Et de craindre le pire en termes de suspicion: "C’est lourd et très connoté, car dès qu'on prélève, tout le monde devient encore suspect. Bonjour l'ambiance dans le village et bonjour le tintamarre médiatique derrière. Après 'la famille est coupable', 'le village est coupable', je trouve qu'en opportunité, c'est doublement contre-indiqué".

Les habitants prêts à donner leur ADN

De leur côté, les habitants se disent prêts à collaborer rapidement s’il le faut. Pour enfin savoir. "Au village, tout le monde attend. On se demande pourquoi l'enquête ne bouge pas plus vite. Pour ma part, j'attends le résultat, mais j'ai un peu peur de la réponse. Elle sera peut-être dure à accepter", craint Gilles, un villageois qui ne rate rien des derniers rebondissements de l’affaire.

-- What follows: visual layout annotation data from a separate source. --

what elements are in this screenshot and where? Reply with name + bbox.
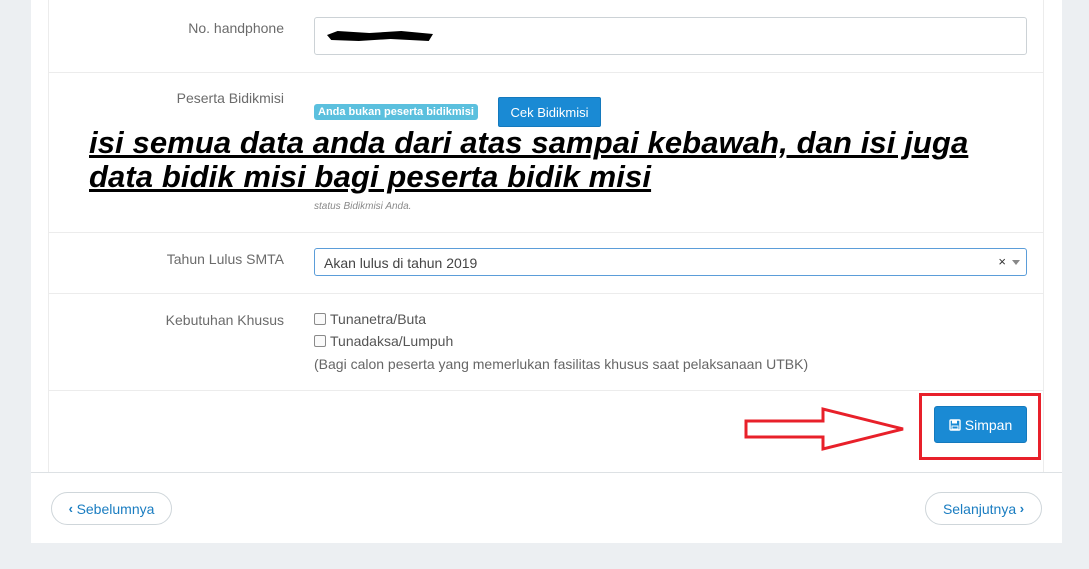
bidikmisi-help-text: status Bidikmisi Anda.	[314, 201, 412, 212]
option-label: Tunadaksa/Lumpuh	[330, 333, 454, 349]
previous-button[interactable]: ‹ Sebelumnya	[51, 492, 172, 525]
chevron-right-icon: ›	[1016, 501, 1025, 516]
option-label: Tunanetra/Buta	[330, 311, 426, 327]
special-needs-option-blind[interactable]: Tunanetra/Buta	[314, 311, 426, 327]
save-label: Simpan	[964, 416, 1013, 433]
check-bidikmisi-button[interactable]: Cek Bidikmisi	[498, 97, 601, 127]
bidikmisi-status-badge: Anda bukan peserta bidikmisi	[314, 104, 478, 120]
special-needs-label: Kebutuhan Khusus	[165, 312, 284, 328]
redaction-scribble	[327, 31, 433, 41]
row-divider	[48, 293, 1044, 294]
save-button[interactable]: Simpan	[934, 406, 1027, 443]
checkbox[interactable]	[314, 335, 326, 347]
special-needs-option-physical[interactable]: Tunadaksa/Lumpuh	[314, 333, 453, 349]
footer-divider	[31, 472, 1062, 473]
clear-selection-icon[interactable]: ×	[998, 254, 1006, 269]
graduation-year-label: Tahun Lulus SMTA	[166, 251, 284, 267]
phone-input[interactable]	[314, 17, 1027, 55]
chevron-left-icon: ‹	[68, 501, 77, 516]
graduation-year-select[interactable]: Akan lulus di tahun 2019 ×	[314, 248, 1027, 276]
checkbox[interactable]	[314, 313, 326, 325]
graduation-year-value: Akan lulus di tahun 2019	[324, 255, 478, 271]
row-divider	[48, 390, 1044, 391]
row-divider	[48, 72, 1044, 73]
annotation-text: isi semua data anda dari atas sampai keb…	[89, 125, 969, 194]
form-body	[48, 0, 1044, 472]
row-divider	[48, 232, 1044, 233]
floppy-disk-icon	[949, 418, 961, 431]
phone-label: No. handphone	[188, 20, 284, 36]
chevron-down-icon[interactable]	[1012, 260, 1020, 265]
next-button[interactable]: Selanjutnya ›	[925, 492, 1042, 525]
form-panel: No. handphone Peserta Bidikmisi Anda buk…	[31, 0, 1062, 543]
annotation-arrow-icon	[744, 407, 904, 451]
special-needs-note: (Bagi calon peserta yang memerlukan fasi…	[314, 356, 809, 372]
bidikmisi-label: Peserta Bidikmisi	[176, 90, 284, 106]
next-label: Selanjutnya	[942, 500, 1017, 517]
previous-label: Sebelumnya	[76, 500, 155, 517]
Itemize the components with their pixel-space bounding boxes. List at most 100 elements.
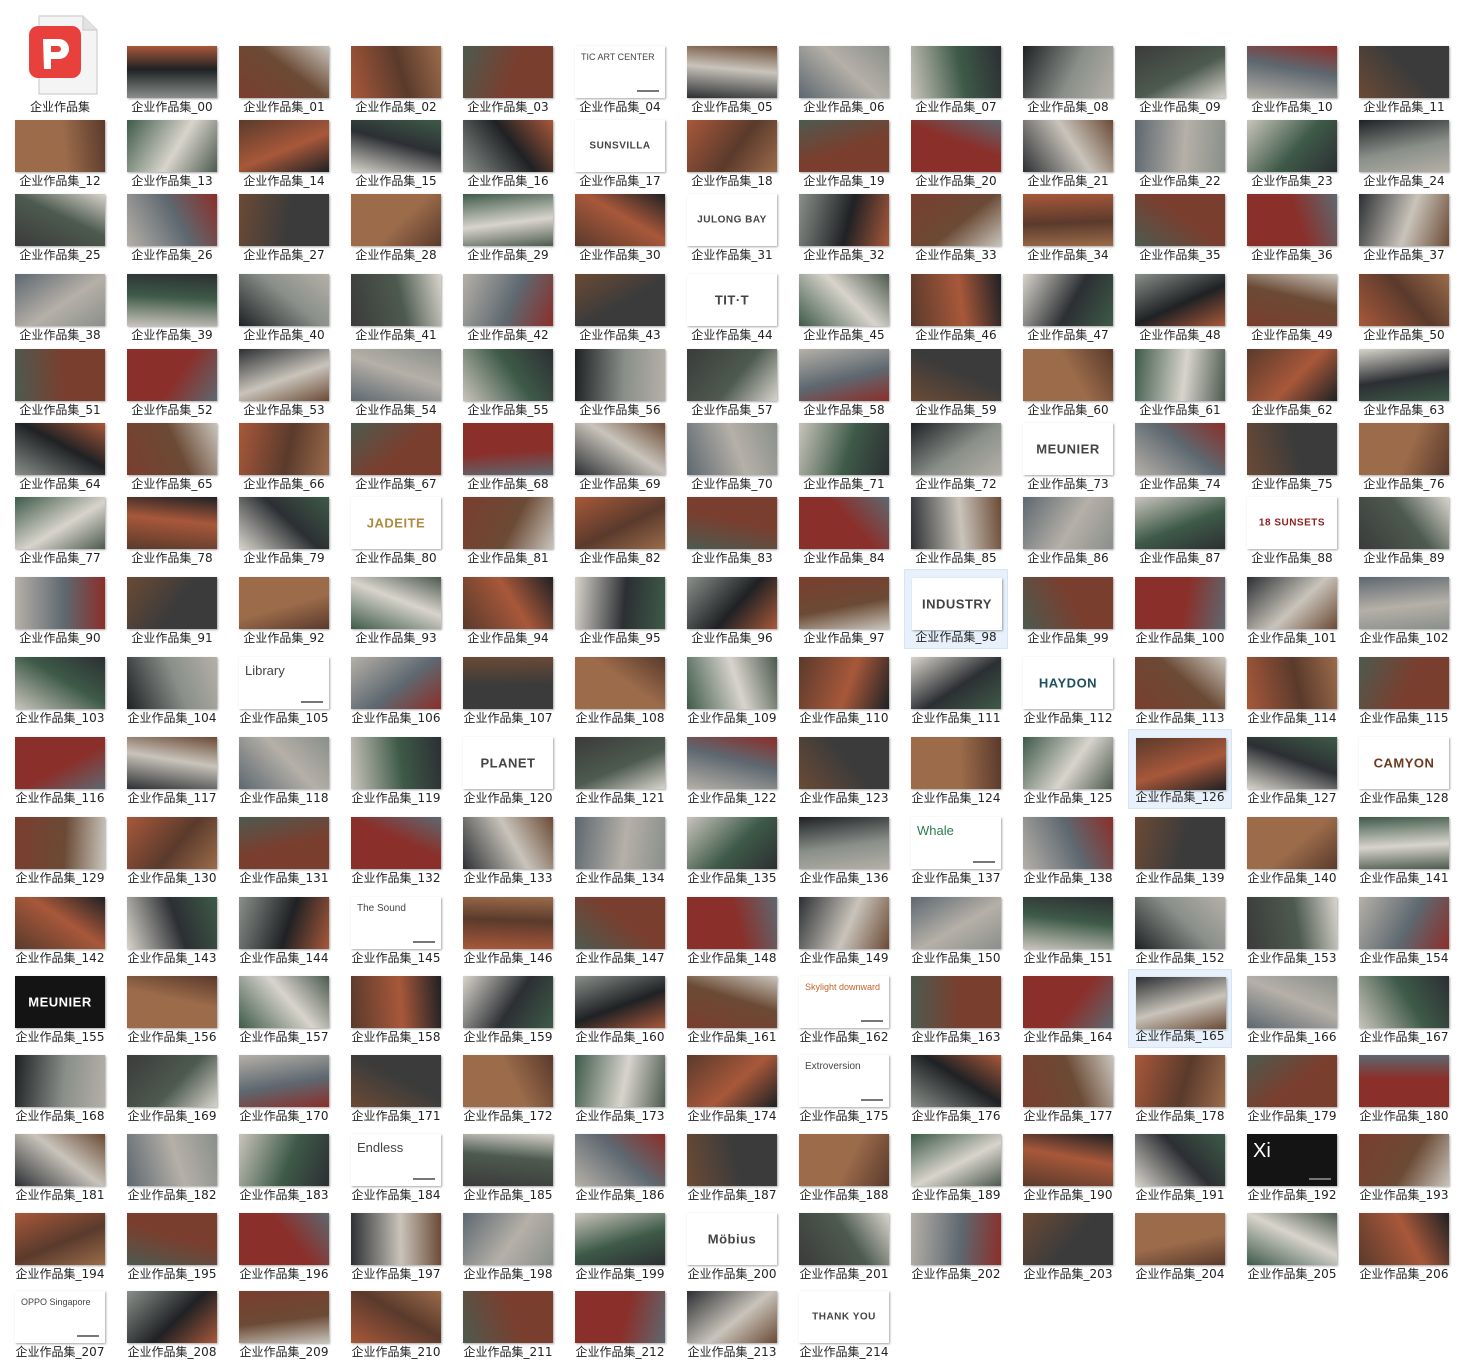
file-item[interactable]: 企业作品集_140 bbox=[1240, 809, 1344, 889]
file-item[interactable]: 企业作品集_213 bbox=[680, 1285, 784, 1363]
file-item[interactable]: 企业作品集_139 bbox=[1128, 809, 1232, 889]
file-item[interactable]: 企业作品集_27 bbox=[232, 192, 336, 266]
file-item[interactable]: 企业作品集_03 bbox=[456, 4, 560, 118]
file-item[interactable]: 企业作品集_171 bbox=[344, 1048, 448, 1127]
file-item[interactable]: 企业作品集_91 bbox=[120, 569, 224, 649]
file-item[interactable]: 企业作品集_158 bbox=[344, 969, 448, 1048]
file-item[interactable]: 企业作品集_196 bbox=[232, 1206, 336, 1285]
file-item[interactable]: 企业作品集_83 bbox=[680, 495, 784, 569]
file-item[interactable]: 企业作品集_138 bbox=[1016, 809, 1120, 889]
file-item[interactable]: 企业作品集_136 bbox=[792, 809, 896, 889]
file-item[interactable]: 企业作品集_101 bbox=[1240, 569, 1344, 649]
file-item[interactable]: 企业作品集_186 bbox=[568, 1127, 672, 1206]
file-item[interactable]: 企业作品集_108 bbox=[568, 649, 672, 729]
file-item[interactable]: 企业作品集_179 bbox=[1240, 1048, 1344, 1127]
file-item[interactable]: 企业作品集_89 bbox=[1352, 495, 1456, 569]
file-item[interactable]: 企业作品集_93 bbox=[344, 569, 448, 649]
file-item[interactable]: 企业作品集_79 bbox=[232, 495, 336, 569]
file-item[interactable]: 企业作品集_148 bbox=[680, 889, 784, 969]
file-item[interactable]: 企业作品集_188 bbox=[792, 1127, 896, 1206]
file-item[interactable]: 企业作品集_187 bbox=[680, 1127, 784, 1206]
file-item[interactable]: 企业作品集_170 bbox=[232, 1048, 336, 1127]
file-item[interactable]: 企业作品集_113 bbox=[1128, 649, 1232, 729]
file-item[interactable]: 企业作品集_161 bbox=[680, 969, 784, 1048]
file-item[interactable]: 企业作品集_62 bbox=[1240, 346, 1344, 421]
file-item[interactable]: 企业作品集_13 bbox=[120, 118, 224, 192]
file-item[interactable]: 企业作品集_39 bbox=[120, 266, 224, 346]
file-item[interactable]: Endless 企业作品集_184 bbox=[344, 1127, 448, 1206]
file-item[interactable]: 企业作品集_193 bbox=[1352, 1127, 1456, 1206]
file-item[interactable]: 企业作品集_142 bbox=[8, 889, 112, 969]
file-item[interactable]: PLANET 企业作品集_120 bbox=[456, 729, 560, 809]
file-item[interactable]: 企业作品集_205 bbox=[1240, 1206, 1344, 1285]
file-item[interactable]: 企业作品集_119 bbox=[344, 729, 448, 809]
file-item[interactable]: 企业作品集_153 bbox=[1240, 889, 1344, 969]
file-item[interactable]: 企业作品集_178 bbox=[1128, 1048, 1232, 1127]
file-item[interactable]: 企业作品集_149 bbox=[792, 889, 896, 969]
file-item[interactable]: 企业作品集_08 bbox=[1016, 4, 1120, 118]
file-item[interactable]: 企业作品集_146 bbox=[456, 889, 560, 969]
file-item[interactable]: 企业作品集_61 bbox=[1128, 346, 1232, 421]
file-item[interactable]: 企业作品集_174 bbox=[680, 1048, 784, 1127]
file-item[interactable]: JULONG BAY 企业作品集_31 bbox=[680, 192, 784, 266]
file-item[interactable]: 企业作品集_125 bbox=[1016, 729, 1120, 809]
file-item[interactable]: 企业作品集_48 bbox=[1128, 266, 1232, 346]
file-item[interactable]: OPPO Singapore 企业作品集_207 bbox=[8, 1285, 112, 1363]
file-item[interactable]: INDUSTRY 企业作品集_98 bbox=[904, 569, 1008, 649]
file-item[interactable]: 企业作品集_51 bbox=[8, 346, 112, 421]
file-item[interactable]: 企业作品集_130 bbox=[120, 809, 224, 889]
file-item[interactable]: 企业作品集_69 bbox=[568, 421, 672, 495]
file-item[interactable]: 企业作品集_117 bbox=[120, 729, 224, 809]
file-item[interactable]: 企业作品集_167 bbox=[1352, 969, 1456, 1048]
file-item[interactable]: 企业作品集_66 bbox=[232, 421, 336, 495]
file-item[interactable]: SUNSVILLA 企业作品集_17 bbox=[568, 118, 672, 192]
file-item[interactable]: 企业作品集_02 bbox=[344, 4, 448, 118]
file-item[interactable]: 企业作品集_115 bbox=[1352, 649, 1456, 729]
file-item[interactable]: 企业作品集_37 bbox=[1352, 192, 1456, 266]
file-item[interactable]: 企业作品集_206 bbox=[1352, 1206, 1456, 1285]
file-item[interactable]: 企业作品集_38 bbox=[8, 266, 112, 346]
file-item[interactable]: 企业作品集_58 bbox=[792, 346, 896, 421]
file-item[interactable]: 企业作品集_123 bbox=[792, 729, 896, 809]
file-item[interactable]: 企业作品集_189 bbox=[904, 1127, 1008, 1206]
file-item[interactable]: 企业作品集_163 bbox=[904, 969, 1008, 1048]
file-item[interactable]: 企业作品集_197 bbox=[344, 1206, 448, 1285]
file-item[interactable]: 企业作品集_204 bbox=[1128, 1206, 1232, 1285]
file-item[interactable]: 企业作品集_185 bbox=[456, 1127, 560, 1206]
file-item[interactable]: 企业作品集_35 bbox=[1128, 192, 1232, 266]
file-item[interactable]: 企业作品集_25 bbox=[8, 192, 112, 266]
file-item[interactable]: 企业作品集_106 bbox=[344, 649, 448, 729]
file-item[interactable]: 企业作品集_96 bbox=[680, 569, 784, 649]
file-item[interactable]: 企业作品集_143 bbox=[120, 889, 224, 969]
file-item[interactable]: 企业作品集_42 bbox=[456, 266, 560, 346]
file-item[interactable]: 企业作品集_199 bbox=[568, 1206, 672, 1285]
file-item[interactable]: 企业作品集_77 bbox=[8, 495, 112, 569]
file-item[interactable]: 企业作品集_124 bbox=[904, 729, 1008, 809]
file-item[interactable]: 企业作品集_43 bbox=[568, 266, 672, 346]
file-item[interactable]: 企业作品集_84 bbox=[792, 495, 896, 569]
file-item[interactable]: Whale 企业作品集_137 bbox=[904, 809, 1008, 889]
file-item[interactable]: 企业作品集_16 bbox=[456, 118, 560, 192]
file-item[interactable]: 企业作品集_94 bbox=[456, 569, 560, 649]
file-item[interactable]: 企业作品集_18 bbox=[680, 118, 784, 192]
file-item[interactable]: HAYDON 企业作品集_112 bbox=[1016, 649, 1120, 729]
file-item[interactable]: 企业作品集_01 bbox=[232, 4, 336, 118]
file-item[interactable]: MEUNIER 企业作品集_155 bbox=[8, 969, 112, 1048]
file-item[interactable]: 企业作品集_75 bbox=[1240, 421, 1344, 495]
file-item[interactable]: CAMYON 企业作品集_128 bbox=[1352, 729, 1456, 809]
file-item[interactable]: 企业作品集_10 bbox=[1240, 4, 1344, 118]
file-item[interactable]: 企业作品集_144 bbox=[232, 889, 336, 969]
file-item[interactable]: 企业作品集_49 bbox=[1240, 266, 1344, 346]
file-item[interactable]: 企业作品集_202 bbox=[904, 1206, 1008, 1285]
file-item[interactable]: 企业作品集_182 bbox=[120, 1127, 224, 1206]
file-item[interactable]: 企业作品集_133 bbox=[456, 809, 560, 889]
file-item[interactable]: 企业作品集_191 bbox=[1128, 1127, 1232, 1206]
file-item[interactable]: 企业作品集_147 bbox=[568, 889, 672, 969]
file-item[interactable]: 企业作品集_20 bbox=[904, 118, 1008, 192]
file-item[interactable]: 企业作品集_208 bbox=[120, 1285, 224, 1363]
file-item[interactable]: 企业作品集_122 bbox=[680, 729, 784, 809]
file-item[interactable]: Skylight downward 企业作品集_162 bbox=[792, 969, 896, 1048]
file-item[interactable]: 企业作品集_198 bbox=[456, 1206, 560, 1285]
file-item[interactable]: 企业作品集_05 bbox=[680, 4, 784, 118]
file-item[interactable]: 企业作品集_150 bbox=[904, 889, 1008, 969]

"C'est normal qu'on demande l'ADN aux gens du village. Je ne vois pas pourquoi ça devrait déranger quelqu'un. Du moment qu’on n’a rien à se reprocher, pourquoi refuser? À mes yeux, ça aurait déjà dû être fait", conclut l’habitant.

Un voisin qui souhaite rester anonyme ne dit pas autre chose. "S'ils veulent mon ADN, ce n'est pas un problème. Je comprends qu'il y ait des gens qui refusent, c'est leur avis. Moi, je n'ai rien à voir avec tout ça", soupire le villageois, qui estime que les habitudes au Vernet n’ont pas changé.

"Ici, on en voit beaucoup, des petits gamins, qui se baladent tout seul. Avec des petits vélos sans pédale. On en voit passer et il n'y a personne avec eux. On se demande comme ça se fait et on nous répond 'c'est le village; ici, ça ne craint pas'".

"Pourquoi refuser?"

Ce village, Christian le connaît bien puisqu’il fait partie de l’une des plus vieilles familles de la vallée. "Si les enquêteurs décident de mener des recherches parmi les villageois, bien évidemment, il faudra donner notre ADN. Il faut qu'elle sorte, cette histoire. Au plus vite ça va sortir, au mieux ce sera pour nous, au village, et pour la famille".

Tous les villageois pensent-ils comme lui? Christian n’en sait rien. Mais il prévient: "les gens qui vont s'opposer à ce qu'on prenne leur ADN s'engagent dans une mauvaise pente. Pourquoi refuser? C'est sûr, on sera fichés pour d'autres affaires aussi." 

Pour lui, l’ambiance entre les habitants ne s’est pas vraiment dégradée. "Beaucoup de gens disent qu'il y a des suspicions au sein du village, je ne suis pas d'accord. Il n'y a pas une soirée pendant laquelle on n'en parle pas, c'est vrai. Mais on se pose des questions sur ce qu'il a pu se passer. On ne se pose pas de questions sur untel, untel... C'est peut-être pour ça qu'il y a toujours une bonne ambiance" conclut Christian.

Lui, comme tous les habitants croisés cette semaine au Vernet, sont en tout cas prêts à collaborer rapidement avec la justice si cela pouvait enfin permettre aux enquêteurs de percer un mystère qui n’a que trop duré.